As much as Rs 30,000 crore could be available to the government after the Cabinet today made it mandatory for all listed and profitable public sector undertakings (PSUs) to have a minimum public float of 10 per cent. And decided to list all unlisted PSUs which made profits during the past three years. In a major policy shift, the Cabinet also decided to mend rules that will allow the government to dip into the disinvestment corpus and fund its ambitious social sector programmes.
The decision to use the money raised from stake sale in PSUs will help the government tide over the immediate crisis on the fiscal front. A high fiscal deficit, estimated at 6.8 per cent of the gross domestic product in 2009-10, had posed huge challenges for the government, forcing it to borrow more from the market, and threatening to undermine the growth prospects in the medium term.

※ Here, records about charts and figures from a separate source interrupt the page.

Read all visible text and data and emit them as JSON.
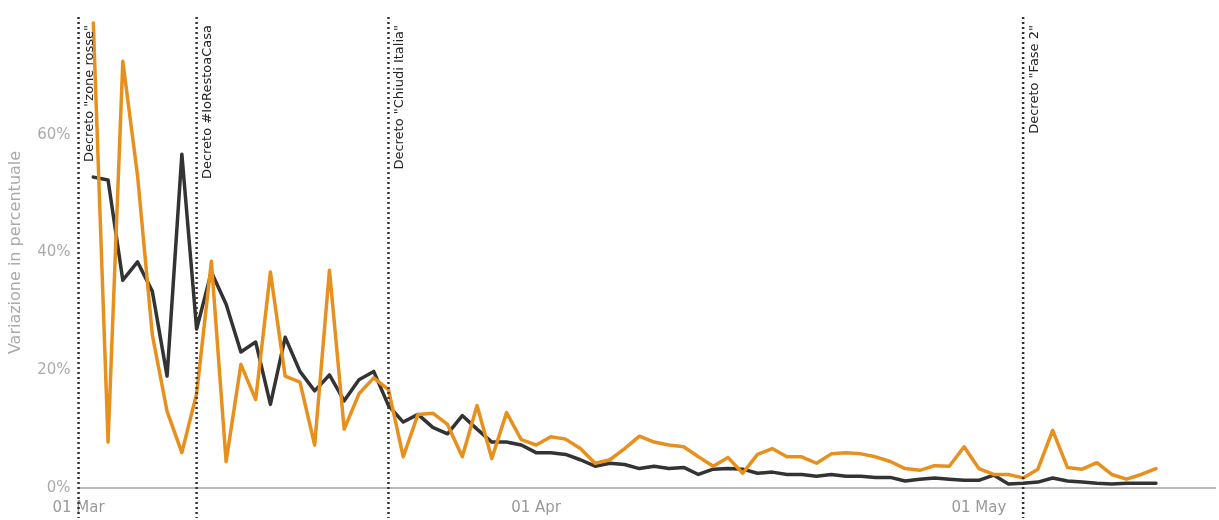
{
  "chart_data": {
    "type": "line",
    "ylabel": "Variazione in percentuale",
    "x": [
      "--03-02",
      "--03-03",
      "--03-04",
      "--03-05",
      "--03-06",
      "--03-07",
      "--03-08",
      "--03-09",
      "--03-10",
      "--03-11",
      "--03-12",
      "--03-13",
      "--03-14",
      "--03-15",
      "--03-16",
      "--03-17",
      "--03-18",
      "--03-19",
      "--03-20",
      "--03-21",
      "--03-22",
      "--03-23",
      "--03-24",
      "--03-25",
      "--03-26",
      "--03-27",
      "--03-28",
      "--03-29",
      "--03-30",
      "--03-31",
      "--04-01",
      "--04-02",
      "--04-03",
      "--04-04",
      "--04-05",
      "--04-06",
      "--04-07",
      "--04-08",
      "--04-09",
      "--04-10",
      "--04-11",
      "--04-12",
      "--04-13",
      "--04-14",
      "--04-15",
      "--04-16",
      "--04-17",
      "--04-18",
      "--04-19",
      "--04-20",
      "--04-21",
      "--04-22",
      "--04-23",
      "--04-24",
      "--04-25",
      "--04-26",
      "--04-27",
      "--04-28",
      "--04-29",
      "--04-30",
      "--05-01",
      "--05-02",
      "--05-03",
      "--05-04",
      "--05-05",
      "--05-06",
      "--05-07",
      "--05-08",
      "--05-09",
      "--05-10",
      "--05-11",
      "--05-12",
      "--05-13"
    ],
    "series": [
      {
        "color": "#e8901e",
        "values": [
          79,
          7.8,
          72.5,
          53,
          26,
          13,
          6,
          16,
          38.5,
          4.5,
          21,
          15,
          36.7,
          19,
          18,
          7.3,
          37,
          10,
          16,
          18.7,
          16.7,
          5.3,
          12.5,
          12.7,
          10.8,
          5.3,
          14,
          5,
          12.8,
          8.2,
          7.3,
          8.7,
          8.3,
          6.7,
          4.2,
          4.8,
          6.7,
          8.8,
          7.8,
          7.3,
          7,
          5.3,
          3.7,
          5.2,
          2.5,
          5.7,
          6.7,
          5.3,
          5.3,
          4.2,
          5.8,
          6,
          5.8,
          5.3,
          4.5,
          3.3,
          3,
          3.8,
          3.7,
          7,
          3.3,
          2.3,
          2.3,
          1.7,
          3.2,
          9.8,
          3.5,
          3.2,
          4.3,
          2.3,
          1.5,
          2.3,
          3.3
        ]
      },
      {
        "color": "#333333",
        "values": [
          52.8,
          52.3,
          35.3,
          38.4,
          33.4,
          19,
          56.7,
          27,
          36.7,
          31.2,
          23.1,
          24.8,
          14.2,
          25.6,
          19.8,
          16.5,
          19.2,
          14.8,
          18.4,
          19.8,
          14,
          11.2,
          12.5,
          10.3,
          9.2,
          12.3,
          10,
          7.8,
          7.8,
          7.3,
          6,
          6,
          5.7,
          4.8,
          3.7,
          4.2,
          4,
          3.3,
          3.7,
          3.3,
          3.5,
          2.3,
          3.2,
          3.3,
          3.2,
          2.5,
          2.7,
          2.3,
          2.3,
          2,
          2.3,
          2,
          2,
          1.8,
          1.8,
          1.2,
          1.5,
          1.7,
          1.5,
          1.3,
          1.3,
          2.2,
          0.7,
          0.8,
          1,
          1.7,
          1.2,
          1,
          0.8,
          0.7,
          0.8,
          0.8,
          0.8
        ]
      }
    ],
    "xlim": [
      "--03-01",
      "--05-17"
    ],
    "xticks": [
      {
        "value": "--03-01",
        "label": "01 Mar"
      },
      {
        "value": "--04-01",
        "label": "01 Apr"
      },
      {
        "value": "--05-01",
        "label": "01 May"
      }
    ],
    "ylim": [
      0,
      80
    ],
    "yticks": [
      {
        "value": 0,
        "label": "0%"
      },
      {
        "value": 20,
        "label": "20%"
      },
      {
        "value": 40,
        "label": "40%"
      },
      {
        "value": 60,
        "label": "60%"
      }
    ],
    "ref_lines": [
      {
        "axis": "x",
        "value": "--03-01",
        "label": "Decreto \"zone rosse\"",
        "line_style": "dotted",
        "color": "#333333"
      },
      {
        "axis": "x",
        "value": "--03-09",
        "label": "Decreto #IoRestoaCasa",
        "line_style": "dotted",
        "color": "#333333"
      },
      {
        "axis": "x",
        "value": "--03-22",
        "label": "Decreto \"Chiudi Italia\"",
        "line_style": "dotted",
        "color": "#333333"
      },
      {
        "axis": "x",
        "value": "--05-04",
        "label": "Decreto \"Fase 2\"",
        "line_style": "dotted",
        "color": "#333333"
      }
    ],
    "grid": false,
    "legend": false,
    "marker": "none",
    "line_style": "solid"
  }
}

Such a massive divestment of government stake in listed and unlisted PSUs would not only bring huge volumes to the trading activity at stock exchanges, deepen the market and broaden its base but also lend flexibility to the government to continue spending on big-ticket schemes such as National Rural Employment, National Rural Health Mission and Pradhan Mantri Gram Sadak Yojana.
“The corpus comprising deposits from April 2009 till March 2012 would be available in full for investment as capital expenditure in specific social sector schemes determined by Planning Commission and Department of Expenditure. The status quo ante of NIF will be restored from April 2012,” the official communiqué stated after the Cabinet meeting on Thursday.